CHINESE WALL? Some academics advocate separating NASDAQ from the NASD. That would allow the NASD to perform its regulatory function without having to serve the interests of NASDAQ's membership. "There should be a separation," says Dale A. Oesterle, a professor at the University of Colorado School of Law. "Otherwise it's hard to get a market operating in the best interest of customers." Hardiman disputes the proposal, saying the system would lose synergies.
The Rudman committee likely won't recommend anything as radical as a spin-off but it might suggest a Chinese Wall between the NASD and NASDAQ members--particularly the influential major firms. One option under study is to separate management of the two organizations, which currently are both run by the same senior executives. Another is to move NASDAQ's headquarters from Washington to New York. But given the number of Rudman committee members with close ties to the association, many skeptics doubt the panel will propose much more than increasing independent board membership to 50%.
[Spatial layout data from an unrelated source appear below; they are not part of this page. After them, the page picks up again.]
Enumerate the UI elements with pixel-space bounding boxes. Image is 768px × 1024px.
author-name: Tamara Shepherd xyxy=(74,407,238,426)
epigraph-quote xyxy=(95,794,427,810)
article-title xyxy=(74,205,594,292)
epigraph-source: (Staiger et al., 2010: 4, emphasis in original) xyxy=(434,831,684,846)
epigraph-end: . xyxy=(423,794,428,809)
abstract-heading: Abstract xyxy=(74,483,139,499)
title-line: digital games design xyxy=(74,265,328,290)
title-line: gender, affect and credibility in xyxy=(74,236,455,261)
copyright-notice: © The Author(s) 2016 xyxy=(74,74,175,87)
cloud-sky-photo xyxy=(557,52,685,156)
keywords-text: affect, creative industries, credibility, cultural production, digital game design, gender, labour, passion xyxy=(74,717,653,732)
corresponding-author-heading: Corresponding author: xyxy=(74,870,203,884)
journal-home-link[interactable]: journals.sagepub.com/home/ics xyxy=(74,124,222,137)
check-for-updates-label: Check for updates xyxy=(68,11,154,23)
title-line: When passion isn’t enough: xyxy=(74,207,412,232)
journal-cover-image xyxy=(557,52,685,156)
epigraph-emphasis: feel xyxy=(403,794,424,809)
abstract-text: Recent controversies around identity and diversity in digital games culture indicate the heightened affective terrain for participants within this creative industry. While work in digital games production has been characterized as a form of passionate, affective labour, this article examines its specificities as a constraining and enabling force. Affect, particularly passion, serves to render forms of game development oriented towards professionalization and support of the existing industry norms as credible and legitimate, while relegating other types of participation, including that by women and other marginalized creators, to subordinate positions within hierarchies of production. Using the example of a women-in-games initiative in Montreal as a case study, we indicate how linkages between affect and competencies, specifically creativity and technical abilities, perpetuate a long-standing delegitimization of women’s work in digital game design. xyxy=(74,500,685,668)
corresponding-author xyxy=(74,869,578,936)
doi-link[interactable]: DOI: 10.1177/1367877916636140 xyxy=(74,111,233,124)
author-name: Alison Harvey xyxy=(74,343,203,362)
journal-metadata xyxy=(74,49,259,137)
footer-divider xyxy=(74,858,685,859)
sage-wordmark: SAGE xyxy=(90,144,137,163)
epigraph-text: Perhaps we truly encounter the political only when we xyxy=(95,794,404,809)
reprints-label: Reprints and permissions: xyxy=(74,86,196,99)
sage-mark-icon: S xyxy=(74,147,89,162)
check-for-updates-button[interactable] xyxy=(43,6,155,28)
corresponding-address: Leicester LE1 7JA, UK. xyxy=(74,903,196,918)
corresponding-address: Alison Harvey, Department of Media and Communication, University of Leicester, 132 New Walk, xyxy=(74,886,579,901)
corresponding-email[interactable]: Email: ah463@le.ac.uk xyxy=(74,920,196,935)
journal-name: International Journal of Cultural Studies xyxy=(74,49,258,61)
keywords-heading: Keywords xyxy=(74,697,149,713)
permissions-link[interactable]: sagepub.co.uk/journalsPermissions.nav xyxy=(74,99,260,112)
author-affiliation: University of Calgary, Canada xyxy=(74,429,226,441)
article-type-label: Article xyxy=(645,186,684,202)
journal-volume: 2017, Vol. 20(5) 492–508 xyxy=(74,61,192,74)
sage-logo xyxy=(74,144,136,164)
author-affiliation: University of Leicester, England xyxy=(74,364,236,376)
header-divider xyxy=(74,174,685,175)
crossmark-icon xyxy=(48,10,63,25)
More pressure is likely to come from the SEC. It was embarrassed when Justice launched its price-fixing probe. And the commission's recent aggressiveness suggests it no longer rubber-stamps proposals the NASD sends over for approval--especially those that could hurt smaller firms or investors. The SEC might even become sufficiently fired up to force the ultimate reform: transforming NASDAQ into a fully electronic system with automatic execution to all investors. Market makers would no longer do trades aver the phone and make money by keeping spreads suspiciously wide. NASDAQ would at last become what it has always claimed it already was: the stock market of the future.
A SQUABBLE FOR THE NEXT HUNDRED YEARS?
Critics, especially some small NASDAQ firms, say the NASD, which owns NASDAQ, abuses its power. The NASD says it runs its market fairly.
The NASD and NASDAQ boards are controlled by major firms, which sway policy to suit their own interests.
Some small firms are targets of unfair disciplinary actions, and their rights of due process are violated.
The NASD retaliates against new firms set up by dissidents by restricting their activities.
The NASD, along with major NASDAQ market makers, has tried to limit trading by some small firms on the Small Order Execution System (SOES).
The NASD should be split off from
NASDAQ. That would end the conflict of interest between the NASD's role as both NASDAQ's owner and its regulator.
The NASD balances the interests of all constituents. The boards have been adding nonindustry members.
The system is not unfair. Cases are evaluated by a panel of peers. Decisions can be appealed to the SEC and federal courts.
Care must be taken in letting new firms into the business to make sure they have enough capital and experience.
Some small firms trading on SOES take unfair advantage of a system designed for individual investors and create unnecessary volatility in stocks.
The benefits of synergies in combining NASD and NASDAQ make any separation an unwise strategy. The Big Board and other exchanges have similar structures.